El venerable anciano dormita a la sombra de un manzano frondoso. La barba espesa le cubre el pecho y no carece de cierto parecido con el retrato imaginario que trazara el pintor italiano Miguel Ángel, salvo que ahora sus rizos y su barba son completamente blancos. A sus espaldas, algo inclinado, se halla Gabriel.
-¿Qué es esto? ¿Qué es lo que zumba? -balbucea de pronto el anciano, entreabriendo un ojo.
Gabriel se inclina hacia el oído del venerable anciano y le dice:
-Es la Tierra.
-¿La Tierra?
Gabriel carraspea, algo perplejo:
-Es un asunto antiguo; Su Señoría debe recordarlo: en un comienzo fue el caos y Su Señoría dijo: '¡Hágase la luz!' Después Su Señoría tuvo a bien crear el cielo entre las aguas, y después los continentes. Así fue creada la Tierra, y desde entonces gira y zumba.
-Qué interesante -murmura el venerable anciano, y algo se inmuta en su rostro antiquísimo. -¿Y qué sucedió después?-Después Su Señoría creó al hombre -dijo Gabriel.
-¿Eh? ¿El hombre? Sí, creo que empiezo a recordar algo. A ver, continúa.
-Y bien, tal como ya le he dicho, Su Señoría creó al hombre e incluso tuvo a bien darle una compañía, la mujer. Y ambos, que en ese entonces residían en este sitio, vivían plácidamente, desnudos y sin avergonzarse, hasta que la suerte dejó de acompañarlos y pecaron.-¿Pecaron? ¿Cómo pecaron?
-Sí, pecaron. Su Señoría les permitió probar todos los frutos del jardín, no les rehusó las peras, ni las fresas, ni nada. Un solo fruto les estaba absolutamente prohibido, y precisamente ése fue el que quisieron probar. Fue sumamente tonto de su parte, y las consecuencias de su acción fueron tristes; muy tristes.
Las últimas palabras se prolongan un tanto y el venerable anciano vuelve a dormitar. Si bien ya comienza a disiparse el calor del mediodía, aún no ha llegado la hora del grato viento del poniente.
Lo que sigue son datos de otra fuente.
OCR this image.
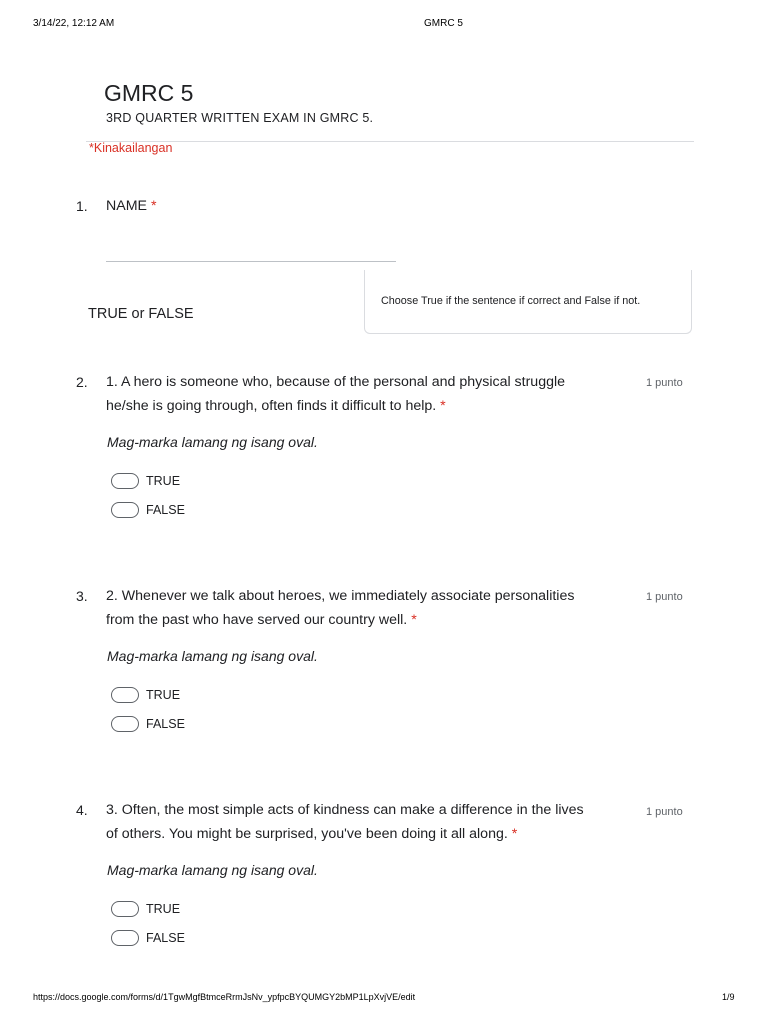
3/14/22, 12:12 AM	GMRC 5
GMRC 5
3RD QUARTER WRITTEN EXAM IN GMRC 5.
*Kinakailangan
1. NAME *
TRUE or FALSE
Choose True if the sentence if correct and False if not.
2. 1. A hero is someone who, because of the personal and physical struggle
he/she is going through, often finds it difficult to help. *
1 punto
Mag-marka lamang ng isang oval.
TRUE
FALSE
3. 2. Whenever we talk about heroes, we immediately associate personalities
from the past who have served our country well. *
1 punto
Mag-marka lamang ng isang oval.
TRUE
FALSE
4. 3. Often, the most simple acts of kindness can make a difference in the lives
of others. You might be surprised, you've been doing it all along. *
1 punto
Mag-marka lamang ng isang oval.
TRUE
FALSE
https://docs.google.com/forms/d/1TgwMgfBtmceRrmJsNv_ypfpcBYQUMGY2bMP1LpXvjVE/edit	1/9
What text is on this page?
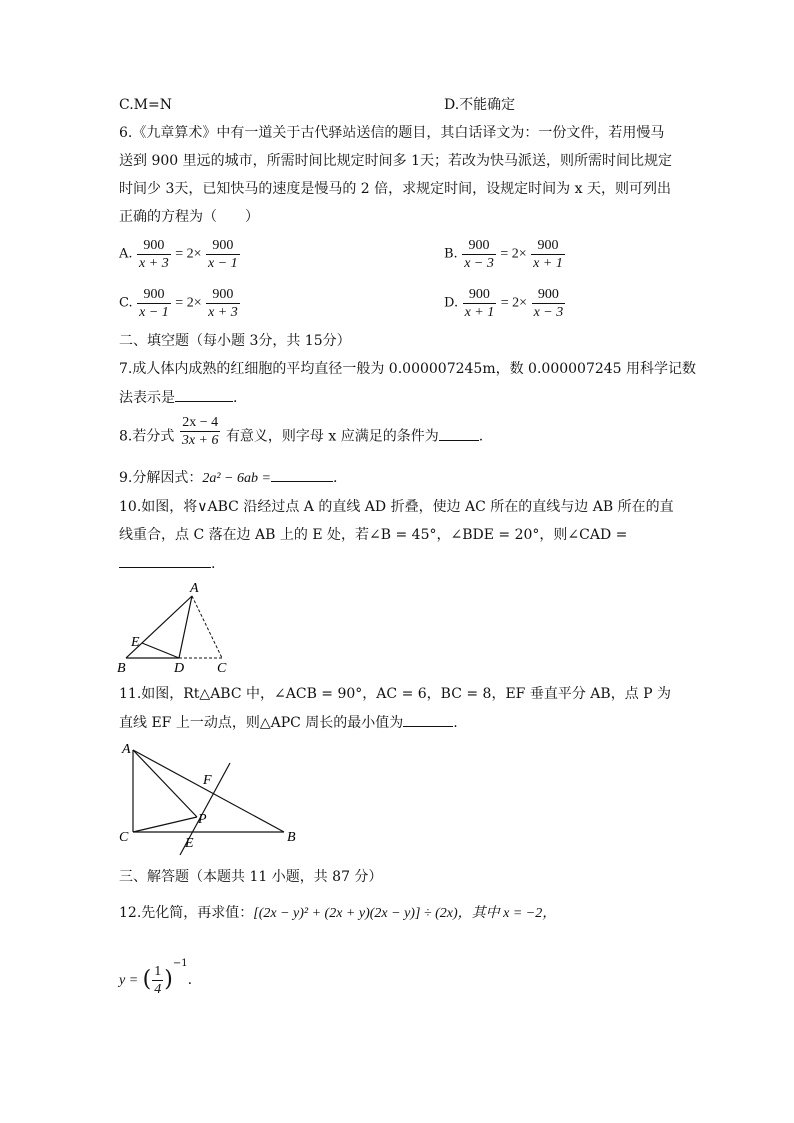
C.M=N	D.不能确定
6.《九章算术》中有一道关于古代驿站送信的题目，其白话译文为：一份文件，若用慢马
送到 900 里远的城市，所需时间比规定时间多 1天；若改为快马派送，则所需时间比规定
时间少 3天，已知快马的速度是慢马的 2 倍，求规定时间，设规定时间为 x 天，则可列出
正确的方程为（　　）
A. $\frac{900}{x + 3} = 2\times \frac{900}{x - 1}$	B. $\frac{900}{x - 3} = 2\times \frac{900}{x + 1}$
C. $\frac{900}{x - 1} = 2\times \frac{900}{x + 3}$	D. $\frac{900}{x + 1} = 2\times \frac{900}{x - 3}$
二、填空题（每小题 3分，共 15分）
7.成人体内成熟的红细胞的平均直径一般为 0.000007245m，数 0.000007245 用科学记数
法表示是	.
8.若分式 $\frac{2x - 4}{3x + 6}$ 有意义，则字母 x 应满足的条件为	.
9.分解因式：2a² − 6ab =	.
10.如图，将∨ABC 沿经过点 A 的直线 AD 折叠，使边 AC 所在的直线与边 AB 所在的直
线重合，点 C 落在边 AB 上的 E 处，若∠B = 45°，∠BDE = 20°，则∠CAD =
.
A
E
B	D C
11.如图，Rt△ABC 中，∠ACB = 90°，AC = 6，BC = 8，EF 垂直平分 AB，点 P 为
直线 EF 上一动点，则△APC 周长的最小值为	.
A
F
P
C	B
E
三、解答题（本题共 11 小题，共 87 分）
12.先化简，再求值：[(2x − y)² + (2x + y)(2x − y)] ÷ (2x)，其中 x = −2，
y = ( $\frac{1}{4} )^{-1}$.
Entretanto se notan algunos preparativos para la hora del té. En un lugar cercano, sobre una pequeña colina verde, comienzan a agruparse los miembros de la orquesta; el primero en llegar, alma diligente y puntual, es el director, el ex obercantor Juan Sebastián. Entre los otros, un ojo avizor puede distinguir las figuras de Wolfgang Amadeus y de Santa Cecilia; allí se acerca Orfeo y siguiéndole los pasos vienen tomados del brazo Hemán y Jedutún (*).
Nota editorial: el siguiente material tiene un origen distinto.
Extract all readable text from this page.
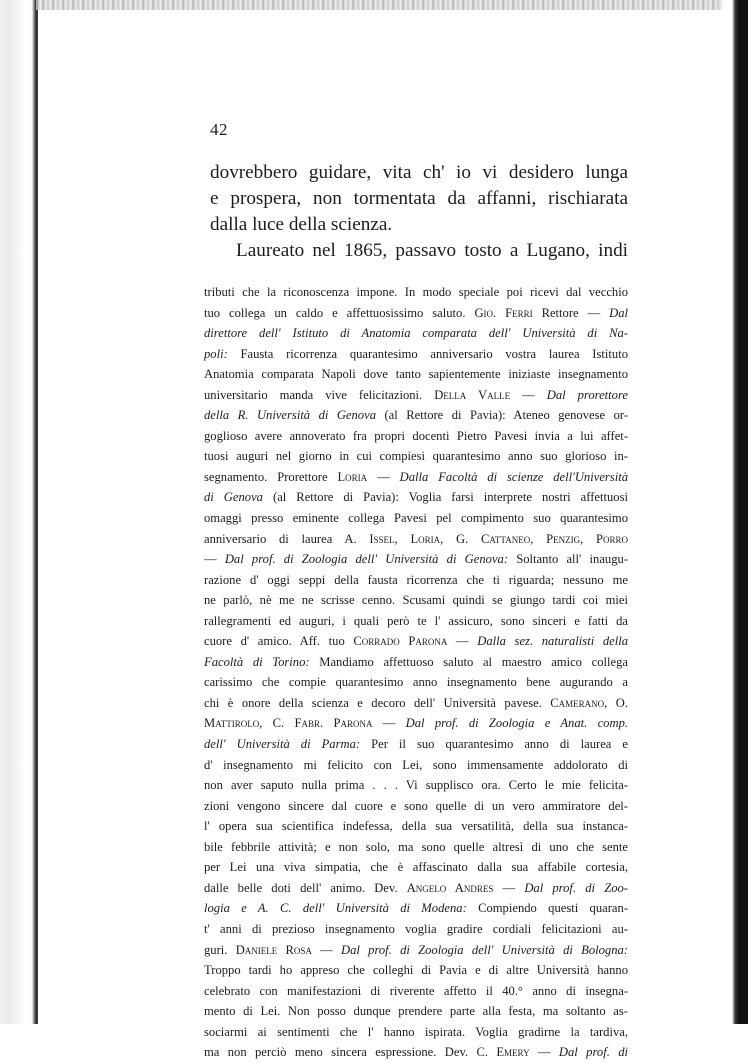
42
dovrebbero guidare, vita ch' io vi desidero lunga
e prospera, non tormentata da affanni, rischiarata
dalla luce della scienza.
Laureato nel 1865, passavo tosto a Lugano, indi
tributi che la riconoscenza impone. In modo speciale poi ricevi dal vecchio
tuo collega un caldo e affettuosissimo saluto. Gio. Ferri Rettore — Dal
direttore dell' Istituto di Anatomia comparata dell' Università di Na-
poli: Fausta ricorrenza quarantesimo anniversario vostra laurea Istituto
Anatomia comparata Napoli dove tanto sapientemente iniziaste insegnamento
universitario manda vive felicitazioni. Della Valle — Dal prorettore
della R. Università di Genova (al Rettore di Pavia): Ateneo genovese or-
goglioso avere annoverato fra propri docenti Pietro Pavesi invia a lui affet-
tuosi auguri nel giorno in cui compiesi quarantesimo anno suo glorioso in-
segnamento. Prorettore Loria — Dalla Facoltà di scienze dell'Università
di Genova (al Rettore di Pavia): Voglia farsi interprete nostri affettuosi
omaggi presso eminente collega Pavesi pel compimento suo quarantesimo
anniversario di laurea A. Issel, Loria, G. Cattaneo, Penzig, Porro
— Dal prof. di Zoologia dell' Università di Genova: Soltanto all' inaugu-
razione d' oggi seppi della fausta ricorrenza che ti riguarda; nessuno me
ne parlò, nè me ne scrisse cenno. Scusami quindi se giungo tardi coi miei
rallegramenti ed auguri, i quali però te l' assicuro, sono sinceri e fatti da
cuore d' amico. Aff. tuo Corrado Parona — Dalla sez. naturalisti della
Facoltà di Torino: Mandiamo affettuoso saluto al maestro amico collega
carissimo che compie quarantesimo anno insegnamento bene augurando a
chi è onore della scienza e decoro dell' Università pavese. Camerano, O.
Mattirolo, C. Fabr. Parona — Dal prof. di Zoologia e Anat. comp.
dell' Università di Parma: Per il suo quarantesimo anno di laurea e
d' insegnamento mi felicito con Lei, sono immensamente addolorato di
non aver saputo nulla prima . . . Vi supplisco ora. Certo le mie felicita-
zioni vengono sincere dal cuore e sono quelle di un vero ammiratore del-
l' opera sua scientifica indefessa, della sua versatilità, della sua instanca-
bile febbrile attività; e non solo, ma sono quelle altresì di uno che sente
per Lei una viva simpatia, che è affascinato dalla sua affabile cortesia,
dalle belle doti dell' animo. Dev. Angelo Andres — Dal prof. di Zoo-
logia e A. C. dell' Università di Modena: Compiendo questi quaran-
t' anni di prezioso insegnamento voglia gradire cordiali felicitazioni au-
guri. Daniele Rosa — Dal prof. di Zoologia dell' Università di Bologna:
Troppo tardi ho appreso che colleghi di Pavia e di altre Università hanno
celebrato con manifestazioni di riverente affetto il 40.° anno di insegna-
mento di Lei. Non posso dunque prendere parte alla festa, ma soltanto as-
sociarmi ai sentimenti che l' hanno ispirata. Voglia gradirne la tardiva,
ma non perciò meno sincera espressione. Dev. C. Emery — Dal prof. di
Finalmente, con el violín bajo el brazo, llega también el hijo de Isaí. Mientras todos los demás ocupan sus puestos, el hijo de Isaí se demora acomodando las cuerdas, sin prestar demasiada atención a la mirada disgustada y severa del señor director.
Con los primeros acordes, el venerable anciano vuelve a entreabrir los ojos; mueve levemente la cabeza y Gabriel se inclina hacia él.
-Y ese hombre del que me habías hablado -murmura el venerable anciano- ¿qué sucedió finalmente con él?-Eso ya es historia antigua -dice Gabriel- pero aún no lo han olvidado en determinados círculos.
Su Señoría tuvo a bien enfadarse con el hombre y su mujer, y con un animal que había estado implicado en aquel episodio. Después de reñirlos, Su Señoría tuvo a bien ordenarles que abandonaran el jardín de inmediato.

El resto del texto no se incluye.